Self-discipline and success.

This article gets a big "duh" from me. Apparently, success in difficult endeavours (such as the academy) depends strongly on one's self-discipline. (I know I was shocked.) The only point I take exception to is the idea that you have a limited amount of self-discipline to draw from. The article refers to a "moral muscle" which can get tired out if overused. The problem with that metaphor, of course, is that with progressively increasing use, most muscles become more capable, not less. Which is really what seems to be the case with, at least, academic success: the more you work at it, the more capable you are of discipling yourself towards unpleasant tasks.

And, it is important not to overlook the implementation of effort-saving or -reducing strategies: that is, shortcuts. I know, for example, that once I've marked a stack of tests once, and the average comes in too low, I don't need to remark them. I can adjust the grades in my spreadsheet -- as long as I do it consistently across the board, the relative rankings don't change significantly. So, I might give everyone who got a 4.5/5 a 5. Similarly, if I'm writing a paper on a narrow problem, I won't necessarily read an entire book -- I'll only read the chapters I need.

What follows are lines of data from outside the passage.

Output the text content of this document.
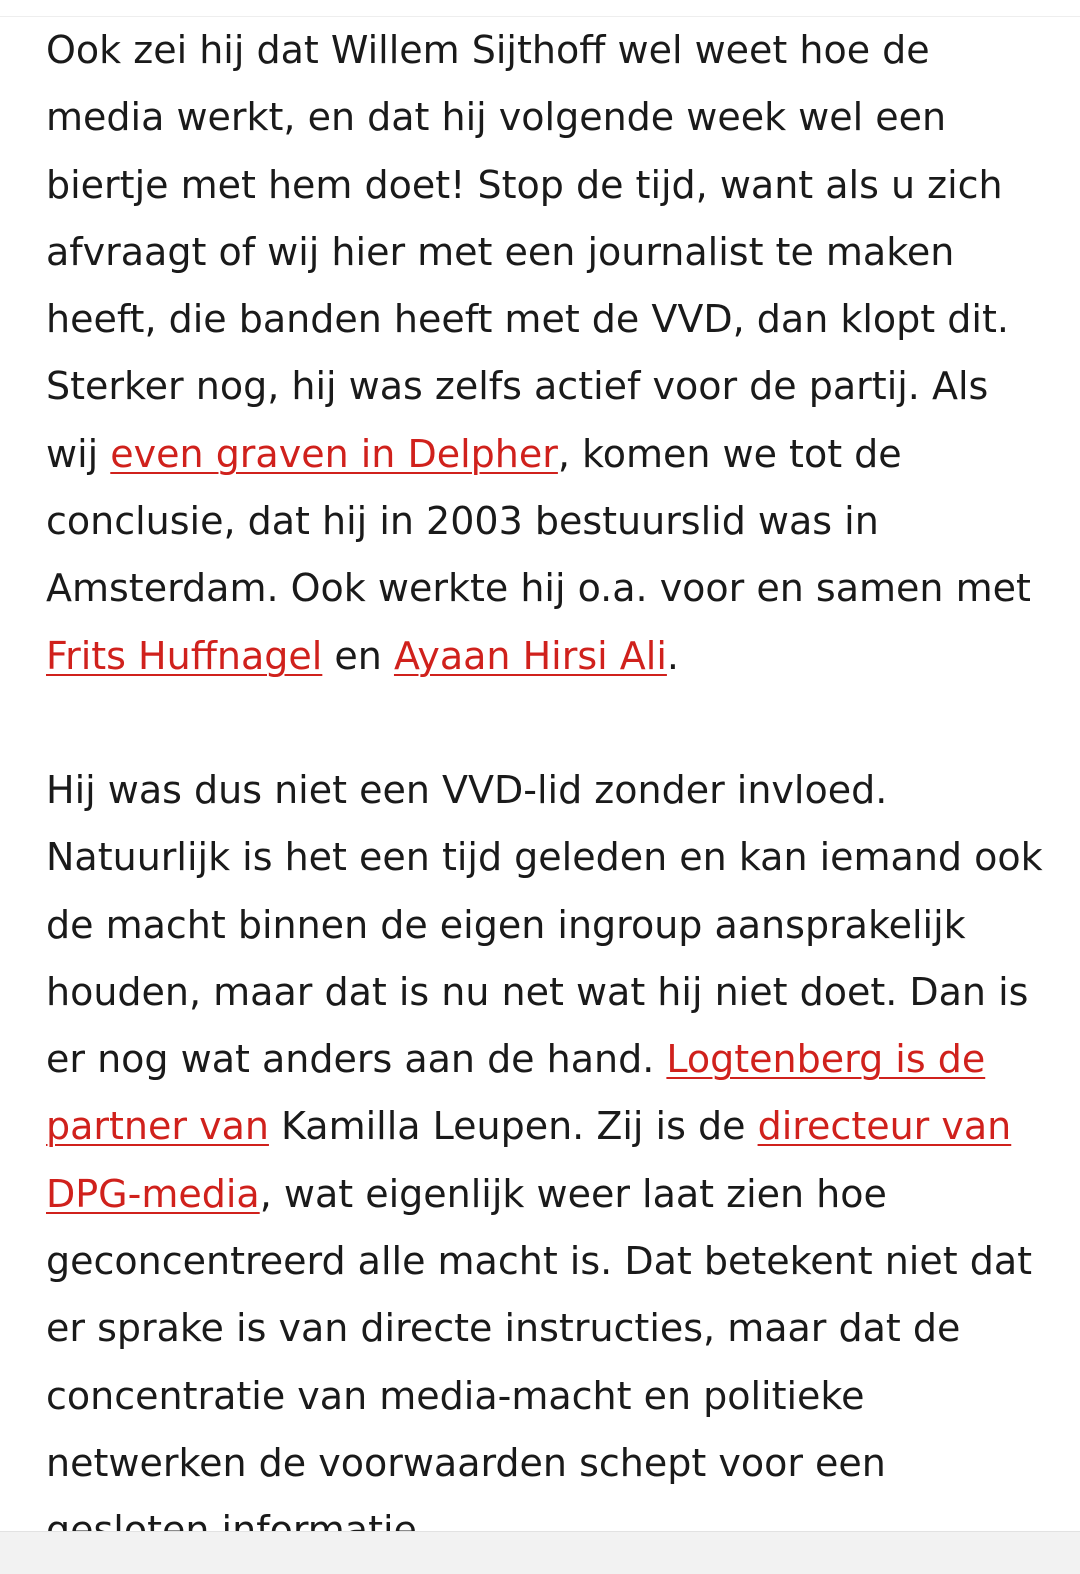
Ook zei hij dat Willem Sijthoff wel weet hoe de media werkt, en dat hij volgende week wel een biertje met hem doet! Stop de tijd, want als u zich afvraagt of wij hier met een journalist te maken heeft, die banden heeft met de VVD, dan klopt dit. Sterker nog, hij was zelfs actief voor de partij. Als wij even graven in Delpher, komen we tot de conclusie, dat hij in 2003 bestuurslid was in Amsterdam. Ook werkte hij o.a. voor en samen met Frits Huffnagel en Ayaan Hirsi Ali.

Hij was dus niet een VVD-lid zonder invloed. Natuurlijk is het een tijd geleden en kan iemand ook de macht binnen de eigen ingroup aansprakelijk houden, maar dat is nu net wat hij niet doet. Dan is er nog wat anders aan de hand. Logtenberg is de partner van Kamilla Leupen. Zij is de directeur van DPG-media, wat eigenlijk weer laat zien hoe geconcentreerd alle macht is. Dat betekent niet dat er sprake is van directe instructies, maar dat de concentratie van media-macht en politieke netwerken de voorwaarden schept voor een
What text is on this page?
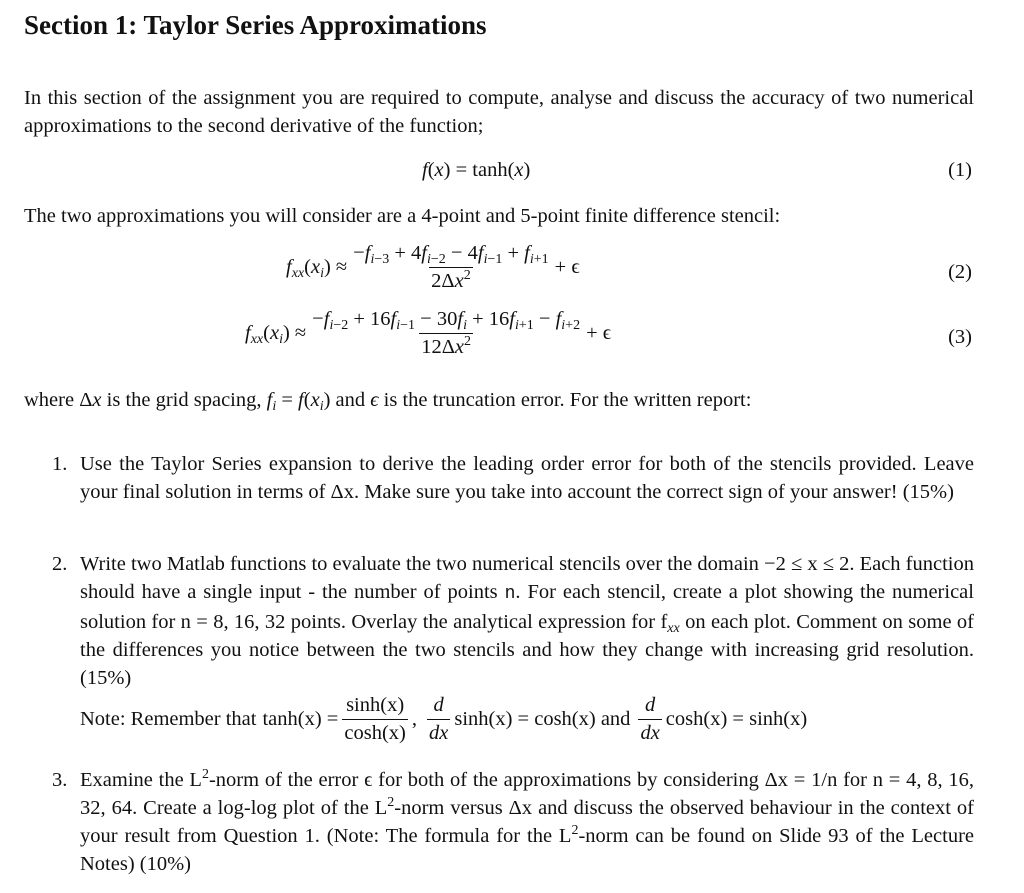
Section 1: Taylor Series Approximations
In this section of the assignment you are required to compute, analyse and discuss the accuracy of two numerical approximations to the second derivative of the function;
f(x) = tanh(x)	(1)
The two approximations you will consider are a 4-point and 5-point finite difference stencil:
$f_{xx}(x_i) \approx \frac{-f_{i-3} + 4f_{i-2} - 4f_{i-1} + f_{i+1}}{2\Delta x^2} + \epsilon$	(2)
$f_{xx}(x_i) \approx \frac{-f_{i-2} + 16f_{i-1} - 30f_i + 16f_{i+1} - f_{i+2}}{12\Delta x^2} + \epsilon$	(3)
where Δx is the grid spacing, $f_i = f(x_i)$ and ϵ is the truncation error. For the written report:
1. Use the Taylor Series expansion to derive the leading order error for both of the stencils provided. Leave your final solution in terms of Δx. Make sure you take into account the correct sign of your answer! (15%)
2. Write two Matlab functions to evaluate the two numerical stencils over the domain −2 ≤ x ≤ 2. Each function should have a single input - the number of points n. For each stencil, create a plot showing the numerical solution for n = 8, 16, 32 points. Overlay the analytical expression for $f_{xx}$ on each plot. Comment on some of the differences you notice between the two stencils and how they change with increasing grid resolution. (15%)
Note: Remember that $\tanh(x) = \frac{\sinh(x)}{\cosh(x)}$ , $\frac{d}{dx} \sinh(x) = \cosh(x)$ and $\frac{d}{dx} \cosh(x) = \sinh(x)$
3. Examine the $L^2$-norm of the error ϵ for both of the approximations by considering Δx = 1/n for n = 4, 8, 16, 32, 64. Create a log-log plot of the $L^2$-norm versus Δx and discuss the observed behaviour in the context of your result from Question 1. (Note: The formula for the $L^2$-norm can be found on Slide 93 of the Lecture Notes) (10%)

Obsessive overwork is fun and all, but I don't think it's necessary to succeed in your endeavours, whatever they may be. I also don't think that you ever really "run out" of self-discipline. But, apart from that, the article's a decent little read.


Anonymous said...

Reminds me of the marshmallow test. I prolly would've failed.

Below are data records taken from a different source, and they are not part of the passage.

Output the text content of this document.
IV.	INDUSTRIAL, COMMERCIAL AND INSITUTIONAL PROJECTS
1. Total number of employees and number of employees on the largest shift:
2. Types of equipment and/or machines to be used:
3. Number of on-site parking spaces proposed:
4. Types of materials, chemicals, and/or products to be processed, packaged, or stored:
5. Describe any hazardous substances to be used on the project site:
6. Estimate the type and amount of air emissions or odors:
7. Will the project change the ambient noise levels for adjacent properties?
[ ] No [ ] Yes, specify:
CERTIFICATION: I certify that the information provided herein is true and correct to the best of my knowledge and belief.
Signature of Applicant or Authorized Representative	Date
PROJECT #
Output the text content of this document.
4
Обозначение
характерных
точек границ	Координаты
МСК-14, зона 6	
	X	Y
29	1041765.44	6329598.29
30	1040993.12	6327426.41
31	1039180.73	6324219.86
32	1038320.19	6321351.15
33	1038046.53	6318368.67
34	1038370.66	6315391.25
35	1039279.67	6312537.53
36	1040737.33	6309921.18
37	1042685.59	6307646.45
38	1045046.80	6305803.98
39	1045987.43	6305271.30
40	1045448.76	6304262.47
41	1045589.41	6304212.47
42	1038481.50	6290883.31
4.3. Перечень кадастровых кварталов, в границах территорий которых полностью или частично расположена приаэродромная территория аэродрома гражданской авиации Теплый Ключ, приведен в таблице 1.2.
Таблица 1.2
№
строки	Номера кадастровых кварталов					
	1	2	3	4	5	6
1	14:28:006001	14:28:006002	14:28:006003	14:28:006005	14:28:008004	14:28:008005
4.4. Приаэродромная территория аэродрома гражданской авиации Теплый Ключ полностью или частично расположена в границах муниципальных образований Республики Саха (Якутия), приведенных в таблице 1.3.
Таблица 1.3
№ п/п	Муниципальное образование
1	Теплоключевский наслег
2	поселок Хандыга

I don't like to toot my horn, but I probably spent only a couple hours in the library last semester and came out with a 3.75 GPA. Didn't spend very much time studying at my house, either, and smoked pot consistently. Generalizations are never accurate. I did all my (good) work on the wire.

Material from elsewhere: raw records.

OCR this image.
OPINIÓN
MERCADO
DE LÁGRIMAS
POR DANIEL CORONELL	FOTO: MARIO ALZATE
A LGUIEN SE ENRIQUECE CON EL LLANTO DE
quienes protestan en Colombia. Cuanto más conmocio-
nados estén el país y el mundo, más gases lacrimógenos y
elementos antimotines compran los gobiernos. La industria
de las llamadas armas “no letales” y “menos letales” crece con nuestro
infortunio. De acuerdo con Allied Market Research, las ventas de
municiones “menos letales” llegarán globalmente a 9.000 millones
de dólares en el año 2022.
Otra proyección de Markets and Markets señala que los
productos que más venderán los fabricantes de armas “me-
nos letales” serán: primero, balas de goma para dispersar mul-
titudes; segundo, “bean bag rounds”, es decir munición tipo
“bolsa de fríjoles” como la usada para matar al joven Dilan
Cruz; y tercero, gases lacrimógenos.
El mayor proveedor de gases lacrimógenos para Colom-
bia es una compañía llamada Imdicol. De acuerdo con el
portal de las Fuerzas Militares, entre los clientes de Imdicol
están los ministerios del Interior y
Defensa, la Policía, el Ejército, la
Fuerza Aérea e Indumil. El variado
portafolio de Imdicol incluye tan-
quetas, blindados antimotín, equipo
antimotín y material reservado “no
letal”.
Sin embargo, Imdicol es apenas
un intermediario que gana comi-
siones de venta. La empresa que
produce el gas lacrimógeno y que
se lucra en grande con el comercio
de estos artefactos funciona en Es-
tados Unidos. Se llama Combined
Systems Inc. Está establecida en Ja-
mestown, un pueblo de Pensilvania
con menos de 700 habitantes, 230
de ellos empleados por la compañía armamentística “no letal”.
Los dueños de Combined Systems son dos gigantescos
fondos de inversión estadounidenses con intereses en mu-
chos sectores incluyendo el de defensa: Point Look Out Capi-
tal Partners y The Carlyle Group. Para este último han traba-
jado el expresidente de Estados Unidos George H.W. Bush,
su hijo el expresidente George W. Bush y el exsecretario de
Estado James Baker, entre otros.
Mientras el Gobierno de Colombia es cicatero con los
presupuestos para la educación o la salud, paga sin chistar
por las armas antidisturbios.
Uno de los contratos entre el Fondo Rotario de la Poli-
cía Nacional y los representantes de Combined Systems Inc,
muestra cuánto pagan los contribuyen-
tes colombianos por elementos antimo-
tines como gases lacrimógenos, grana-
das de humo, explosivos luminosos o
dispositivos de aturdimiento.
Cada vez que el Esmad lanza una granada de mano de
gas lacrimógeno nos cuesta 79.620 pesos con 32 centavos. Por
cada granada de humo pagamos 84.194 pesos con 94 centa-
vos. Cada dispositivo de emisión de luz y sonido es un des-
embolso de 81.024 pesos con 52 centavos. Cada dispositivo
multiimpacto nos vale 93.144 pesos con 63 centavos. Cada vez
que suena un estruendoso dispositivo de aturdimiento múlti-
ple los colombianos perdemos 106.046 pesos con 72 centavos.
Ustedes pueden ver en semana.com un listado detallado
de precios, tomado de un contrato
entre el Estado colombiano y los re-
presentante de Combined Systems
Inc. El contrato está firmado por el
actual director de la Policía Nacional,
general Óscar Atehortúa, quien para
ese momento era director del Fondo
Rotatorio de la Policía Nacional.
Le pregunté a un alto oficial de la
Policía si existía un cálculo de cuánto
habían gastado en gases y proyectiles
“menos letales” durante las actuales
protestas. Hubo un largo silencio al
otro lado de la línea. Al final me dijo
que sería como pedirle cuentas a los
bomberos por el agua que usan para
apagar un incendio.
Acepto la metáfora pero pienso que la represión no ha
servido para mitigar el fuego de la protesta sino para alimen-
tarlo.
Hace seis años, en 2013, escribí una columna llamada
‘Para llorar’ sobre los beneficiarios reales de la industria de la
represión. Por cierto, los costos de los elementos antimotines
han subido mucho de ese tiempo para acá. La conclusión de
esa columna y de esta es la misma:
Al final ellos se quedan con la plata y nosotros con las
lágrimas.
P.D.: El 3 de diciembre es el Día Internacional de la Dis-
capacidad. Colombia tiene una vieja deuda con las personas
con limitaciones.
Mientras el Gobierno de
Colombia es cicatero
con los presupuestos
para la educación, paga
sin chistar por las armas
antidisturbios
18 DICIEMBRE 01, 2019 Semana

Then again, my school is full of idiots.

ADHR said...

I think I would've passed, but that's because, as a child, I hated marshmallows. I developed a taste for them in my late teens. (Kind of a problem with the construction of the experiment, really!)

Generalizations are accurate, but their test for accuracy is not the same as for universals. One counter-example takes down a universal, but not a generalization.

Point is, though, that luck runs out eventually. I pretty well coasted through high school, got burned in my first year of undergrad, figured out the system and coasted again, and got burned in grad school. By that time, though, I realized that coasting was no longer an option. It's simply too hard to get away with it: expectations are too high from all sides, and time is too limited to waste it with screwing around.

Perseverance and discipline aren't all that matters, as I noted in the original post. But they do matter, in the long run.